Blair over the corn flakes
The Times tells us that at today’s ‘prayer breakfast’ in Washington Tony Blair said how d’you do to Obama and ‘spoke passionately of his own religious faith.’ Well I suppose people who go to something called a ‘prayer breakfast’ have to be prepared for that kind of thing, but really, can you think of anything more emetic first thing in the morning? Lolling about among the Froot Loops and pop tarts listening to Tony Blair speak passionately about his religious ‘faith’? Because I can’t. My idea of the right thing to do first thing in the morning is to drink coffee while scowling quietly and staring into space. I suppose one could get up early and get one’s coffee drinking and quiet scowling out of the way first – but even then, my idea of the right thing to do at that hour is to drink more coffee while reading in peace, it is decidedly not to go somewhere and see a lot of people and listen to a sentimental and credulous ex-prime minister talk nauseating eyewash about his ‘faith.’ Especially not if he does it with passion, godalmighty fetch me the sick bag.

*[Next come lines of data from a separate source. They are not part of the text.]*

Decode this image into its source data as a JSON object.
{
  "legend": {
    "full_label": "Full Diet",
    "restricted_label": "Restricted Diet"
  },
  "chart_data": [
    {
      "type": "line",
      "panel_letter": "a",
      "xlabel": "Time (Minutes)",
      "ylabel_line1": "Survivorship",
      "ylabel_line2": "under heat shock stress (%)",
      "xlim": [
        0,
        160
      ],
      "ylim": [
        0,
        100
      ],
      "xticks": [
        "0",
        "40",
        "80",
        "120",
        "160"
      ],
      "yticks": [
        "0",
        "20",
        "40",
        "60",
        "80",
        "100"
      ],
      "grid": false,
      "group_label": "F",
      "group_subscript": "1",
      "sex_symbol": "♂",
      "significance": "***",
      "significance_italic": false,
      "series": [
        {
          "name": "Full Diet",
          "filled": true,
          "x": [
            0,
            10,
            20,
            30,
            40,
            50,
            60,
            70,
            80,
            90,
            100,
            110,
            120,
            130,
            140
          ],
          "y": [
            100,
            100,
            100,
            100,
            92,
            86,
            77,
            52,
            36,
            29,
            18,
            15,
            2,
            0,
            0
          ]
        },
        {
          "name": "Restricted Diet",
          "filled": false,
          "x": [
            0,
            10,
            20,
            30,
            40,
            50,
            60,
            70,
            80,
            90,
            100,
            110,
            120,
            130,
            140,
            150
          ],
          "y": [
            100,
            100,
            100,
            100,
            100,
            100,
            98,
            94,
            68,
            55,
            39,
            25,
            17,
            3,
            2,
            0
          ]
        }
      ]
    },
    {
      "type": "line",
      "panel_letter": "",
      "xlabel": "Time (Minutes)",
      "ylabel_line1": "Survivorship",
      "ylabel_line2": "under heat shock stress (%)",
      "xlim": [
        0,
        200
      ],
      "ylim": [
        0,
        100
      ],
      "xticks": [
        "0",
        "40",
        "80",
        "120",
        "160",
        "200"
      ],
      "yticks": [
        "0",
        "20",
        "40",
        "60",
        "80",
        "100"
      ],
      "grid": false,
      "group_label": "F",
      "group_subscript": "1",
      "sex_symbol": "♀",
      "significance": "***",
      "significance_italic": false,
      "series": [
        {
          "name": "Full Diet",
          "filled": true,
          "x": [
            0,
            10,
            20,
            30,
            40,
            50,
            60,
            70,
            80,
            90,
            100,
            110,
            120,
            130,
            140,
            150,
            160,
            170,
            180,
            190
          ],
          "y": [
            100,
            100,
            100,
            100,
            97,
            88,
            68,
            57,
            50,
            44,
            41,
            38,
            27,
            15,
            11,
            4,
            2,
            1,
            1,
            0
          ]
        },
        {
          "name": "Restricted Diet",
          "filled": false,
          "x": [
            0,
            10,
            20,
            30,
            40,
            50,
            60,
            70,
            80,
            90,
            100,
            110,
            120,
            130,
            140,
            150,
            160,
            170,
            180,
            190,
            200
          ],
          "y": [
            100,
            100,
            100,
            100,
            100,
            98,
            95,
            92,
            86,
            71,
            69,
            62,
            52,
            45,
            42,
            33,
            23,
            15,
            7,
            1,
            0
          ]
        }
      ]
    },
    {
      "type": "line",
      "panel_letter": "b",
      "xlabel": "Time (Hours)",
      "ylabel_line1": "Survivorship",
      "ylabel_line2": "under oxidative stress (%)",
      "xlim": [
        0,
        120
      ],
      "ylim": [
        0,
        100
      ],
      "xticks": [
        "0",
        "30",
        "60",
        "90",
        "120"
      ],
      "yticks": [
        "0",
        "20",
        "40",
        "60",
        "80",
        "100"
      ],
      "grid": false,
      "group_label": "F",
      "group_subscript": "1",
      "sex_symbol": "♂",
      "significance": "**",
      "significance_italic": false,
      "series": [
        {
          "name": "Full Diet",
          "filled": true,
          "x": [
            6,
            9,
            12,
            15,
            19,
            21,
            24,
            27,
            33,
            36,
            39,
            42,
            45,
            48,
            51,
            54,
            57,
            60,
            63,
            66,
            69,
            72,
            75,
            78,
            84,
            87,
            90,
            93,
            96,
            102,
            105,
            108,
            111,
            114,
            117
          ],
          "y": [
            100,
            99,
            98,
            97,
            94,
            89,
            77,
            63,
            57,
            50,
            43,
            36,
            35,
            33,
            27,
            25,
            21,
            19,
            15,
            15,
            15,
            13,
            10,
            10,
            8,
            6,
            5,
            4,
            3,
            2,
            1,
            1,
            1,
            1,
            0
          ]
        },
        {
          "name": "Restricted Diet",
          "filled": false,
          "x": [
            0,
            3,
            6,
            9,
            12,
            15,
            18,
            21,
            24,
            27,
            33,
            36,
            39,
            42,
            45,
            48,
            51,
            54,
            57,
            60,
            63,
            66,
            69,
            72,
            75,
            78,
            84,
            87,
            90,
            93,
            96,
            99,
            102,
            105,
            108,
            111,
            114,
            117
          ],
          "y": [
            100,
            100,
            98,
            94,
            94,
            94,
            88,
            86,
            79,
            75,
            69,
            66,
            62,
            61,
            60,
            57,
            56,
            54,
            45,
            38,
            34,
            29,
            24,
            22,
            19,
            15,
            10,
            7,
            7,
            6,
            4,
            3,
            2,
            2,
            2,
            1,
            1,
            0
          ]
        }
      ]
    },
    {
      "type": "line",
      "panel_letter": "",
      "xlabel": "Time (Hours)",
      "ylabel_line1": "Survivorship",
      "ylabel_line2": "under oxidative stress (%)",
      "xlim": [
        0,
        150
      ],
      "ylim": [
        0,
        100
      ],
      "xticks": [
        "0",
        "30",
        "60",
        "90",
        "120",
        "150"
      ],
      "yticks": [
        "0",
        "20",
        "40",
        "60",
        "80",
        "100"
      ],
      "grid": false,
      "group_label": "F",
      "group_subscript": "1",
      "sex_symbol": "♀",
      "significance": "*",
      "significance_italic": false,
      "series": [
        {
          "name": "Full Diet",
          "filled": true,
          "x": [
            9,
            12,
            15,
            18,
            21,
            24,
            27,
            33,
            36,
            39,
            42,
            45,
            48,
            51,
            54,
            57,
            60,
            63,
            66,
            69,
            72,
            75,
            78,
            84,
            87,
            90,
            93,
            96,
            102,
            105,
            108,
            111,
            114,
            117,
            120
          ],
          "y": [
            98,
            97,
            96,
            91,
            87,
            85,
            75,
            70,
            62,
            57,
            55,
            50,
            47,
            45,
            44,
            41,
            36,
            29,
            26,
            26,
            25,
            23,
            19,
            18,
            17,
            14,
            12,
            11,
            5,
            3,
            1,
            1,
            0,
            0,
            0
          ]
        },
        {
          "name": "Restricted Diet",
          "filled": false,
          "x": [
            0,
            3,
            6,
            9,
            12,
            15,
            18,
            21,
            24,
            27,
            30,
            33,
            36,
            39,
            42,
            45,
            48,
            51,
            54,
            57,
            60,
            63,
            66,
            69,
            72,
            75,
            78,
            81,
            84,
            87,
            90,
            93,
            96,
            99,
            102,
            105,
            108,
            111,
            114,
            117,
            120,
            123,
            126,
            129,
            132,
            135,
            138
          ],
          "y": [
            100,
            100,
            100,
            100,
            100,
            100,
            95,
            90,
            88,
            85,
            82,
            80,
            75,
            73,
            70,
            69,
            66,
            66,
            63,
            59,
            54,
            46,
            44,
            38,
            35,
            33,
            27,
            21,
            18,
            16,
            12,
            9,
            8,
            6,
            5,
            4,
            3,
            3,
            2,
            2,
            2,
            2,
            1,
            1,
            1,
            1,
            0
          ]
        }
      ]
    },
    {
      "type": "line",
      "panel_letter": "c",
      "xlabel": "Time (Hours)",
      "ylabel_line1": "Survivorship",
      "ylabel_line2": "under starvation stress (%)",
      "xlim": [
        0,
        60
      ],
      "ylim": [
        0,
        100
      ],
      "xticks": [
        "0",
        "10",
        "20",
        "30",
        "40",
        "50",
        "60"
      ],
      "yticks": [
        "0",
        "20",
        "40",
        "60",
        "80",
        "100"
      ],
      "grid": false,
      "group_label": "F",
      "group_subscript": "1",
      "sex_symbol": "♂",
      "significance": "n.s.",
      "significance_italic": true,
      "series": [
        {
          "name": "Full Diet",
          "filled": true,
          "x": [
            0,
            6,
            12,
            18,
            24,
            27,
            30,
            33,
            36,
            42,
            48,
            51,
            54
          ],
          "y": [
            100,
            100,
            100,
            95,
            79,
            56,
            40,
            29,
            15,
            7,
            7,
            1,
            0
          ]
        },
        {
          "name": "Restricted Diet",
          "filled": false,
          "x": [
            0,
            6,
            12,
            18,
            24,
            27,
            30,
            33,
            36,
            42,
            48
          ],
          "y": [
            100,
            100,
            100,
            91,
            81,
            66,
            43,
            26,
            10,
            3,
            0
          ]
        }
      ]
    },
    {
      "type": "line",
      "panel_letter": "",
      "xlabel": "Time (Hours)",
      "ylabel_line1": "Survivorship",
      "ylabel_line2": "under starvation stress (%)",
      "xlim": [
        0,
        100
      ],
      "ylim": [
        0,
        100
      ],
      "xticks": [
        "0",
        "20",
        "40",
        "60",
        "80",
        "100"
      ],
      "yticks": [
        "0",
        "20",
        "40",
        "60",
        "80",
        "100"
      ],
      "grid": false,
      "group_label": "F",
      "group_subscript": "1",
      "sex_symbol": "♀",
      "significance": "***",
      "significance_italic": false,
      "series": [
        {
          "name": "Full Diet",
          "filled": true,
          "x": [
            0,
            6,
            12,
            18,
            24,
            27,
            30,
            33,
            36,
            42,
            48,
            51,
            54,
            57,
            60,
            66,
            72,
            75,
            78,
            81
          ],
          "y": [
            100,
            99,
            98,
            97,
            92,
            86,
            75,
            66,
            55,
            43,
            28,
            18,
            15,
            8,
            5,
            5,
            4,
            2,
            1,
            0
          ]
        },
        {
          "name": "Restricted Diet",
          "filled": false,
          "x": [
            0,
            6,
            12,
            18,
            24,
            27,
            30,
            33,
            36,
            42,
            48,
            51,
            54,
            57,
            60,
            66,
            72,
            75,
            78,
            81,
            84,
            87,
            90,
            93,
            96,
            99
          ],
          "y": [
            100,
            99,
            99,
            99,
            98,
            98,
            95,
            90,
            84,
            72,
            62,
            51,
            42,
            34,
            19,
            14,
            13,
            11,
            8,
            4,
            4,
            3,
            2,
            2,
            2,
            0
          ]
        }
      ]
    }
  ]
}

Mr Blair…delivered an impassioned address to an audience of political and religious leaders, telling them of his “first spiritual awakening” when his father almost died when he was still a child…”‘I’m afraid my father doesn’t believe in God,’ I said. ‘That doesn’t matter,’ my teacher replied ‘God believes in him. He loves him without demanding or needing love in return.’ That is what inspires: the unconditional nature of God’s love. A promise perpetually kept. A covenant never broken. And in surrendering to God, we become instruments of that love.”
Oh, please. Of course ‘God’s love’ is ‘unconditional’; that’s because ‘God’ is imaginary so it is whatever anyone says it is because there is nothing to stop it being that because there is no real god to check such claims against. Blair’s teacher could just as well have replied ‘God believes in him and God hates him without demanding or needing hate in return.’ Or he could have said ‘God is a lobster and pickle sandwich.’ People say things about ‘God’; that doesn’t mean they’re true, and it’s a pretty ridiculous reason to get inspired – or at least it’s a ridiculous reason to stay inspired, and it’s a triply ridiculous reason to tell a bunch of adult politicians on the far side of the Atlantic about it, 45 years later. I can see how it would be very moving at the time, to a boy of 10, even if he didn’t believe it, because it was a compassionate and kind thing for his teacher to say. But then he should talk about his teacher, not about God. And at his age with his knowledge of the world he really shouldn’t talk crap about the unconditional nature of God’s love and a promise perpetually kept and a covenant never broken, because if God loves us all in that way then God has a funny way of showing it. Just ask some people in eastern Congo, or Zimbabwe, or Burma, or Darfur, or Gaza.
But even though he did not want to confuse “the realms of political and religious authority”, he now thought that faith, not secularism, held the key to inter-communal understanding. “Restoring religious faith to its rightful place as a guide to our world and its future is of the essence,” he said.
Back off, cowboy.
That’s so impertinent. So presumptuous. So backward. ‘Religious faith’ has no rightful place as a guide to our world because faith is the wrong way to think about the world. If you use ‘religious faith’ as a guide to our world then you set yourself up to get the world wrong, and how is that helpful? How is it of the essence? Why is it not rather of the essence to look at the world and see it as it really is, and then try hard to figure out how best to act in such a world?
Blair of course is the wrong fella to ask.